Life is built up of memories and moments, and what you have today is fleeting at best. In other words, enjoy life while you can. That is all you can do. Maybe it’s a defeatist attitude to have, but, in reality, it is just a case of self admission. I’ve had the fortune of studying existentialism during my London A’Levels, and Jean-Paul Sartre is an excellent focus of enlightenment when it comes to understanding life and death.
How I View Death
Grin evilly at death and you’re assured of an evil grin back. I’m firmly placed in a culture that believes in its fair share of demons and devils. But the fear of death took on greater importance at church. I viewed death with paralyzing fear, and there’s still pinches of dread that present themselves every time I read a Stephen King novel or watch some morbid Netflix flick.
Whoever fights monsters should see to it that in the process he does not become a monster. And if you gaze long enough into an abyss, the abyss will gaze back into you.
The above quote by Nietzsche is one that I admire. It is more relevant to the example of someone who fights evil and ends up being evil. I guess you could, in one sense, end up talking about death in this manner, too. Death is inevitable, and it can change you for the worse. Instead of letting our cultural and religious beliefs dictate how we should fear it, simply accept it for what it is — an eventuality.

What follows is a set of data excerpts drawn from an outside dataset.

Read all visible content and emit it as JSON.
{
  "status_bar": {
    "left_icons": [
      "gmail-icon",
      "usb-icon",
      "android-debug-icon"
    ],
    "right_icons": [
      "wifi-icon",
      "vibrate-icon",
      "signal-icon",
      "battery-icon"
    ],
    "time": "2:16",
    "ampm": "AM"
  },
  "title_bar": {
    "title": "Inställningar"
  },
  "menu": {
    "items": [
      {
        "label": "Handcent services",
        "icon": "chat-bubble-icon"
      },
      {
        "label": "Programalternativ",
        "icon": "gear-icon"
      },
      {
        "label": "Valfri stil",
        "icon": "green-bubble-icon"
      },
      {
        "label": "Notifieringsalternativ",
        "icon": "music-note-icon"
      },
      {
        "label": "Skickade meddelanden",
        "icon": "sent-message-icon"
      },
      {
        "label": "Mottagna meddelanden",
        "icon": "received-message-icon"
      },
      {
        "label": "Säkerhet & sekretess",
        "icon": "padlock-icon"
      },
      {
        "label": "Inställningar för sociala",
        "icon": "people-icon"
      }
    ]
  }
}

Until Death This Is How I Will Live
It is best to approach life from a position of blissful ignorance as opposed to arrogance. This isn’t wholly true. What is true and better is knowing your predicament and dealing with it. Carl Jung gives the best advice on how to live.
Just be prepared for the next adventure after death, which most probably is a state of nothingness. But, we humans live on hope, and don’t want this existence to end. There’s a fantastic line from this article that resonates with me: Facing death might allow us to feel more accepting and grateful for being alive.
Life expectancy has increased throughout the last few decades, and that’s great, and yet we are constantly reminded that death is inevitable. Modern healthcare has pushed the boundaries of discovery and have created panaceas for most illnesses, and the aspect of health is a personal decision you can make today.
Life is fantastic in itself, and it is we who are trying to make this a terrible situation all by ourselves. There is so much to enjoy and experience in life and that is great.
“Sometimes people don’t want to hear the truth because they don’t want their illusions destroyed.”
Another quote I appreciate by Nietzsche is highlighted above. We may be surrounded by darkness, but there is still a sense of beauty in the mundane and in the dark side of things. Seeing reality is comforting, and one way to do it is practicing mindfulness or Vipassana meditation.
Death is inevitable, but so too is life, and this is something that should be embraced fully. The meaning to life is to make it less meaningless. This is what we all must do. We need to find our own meaning whatever it is.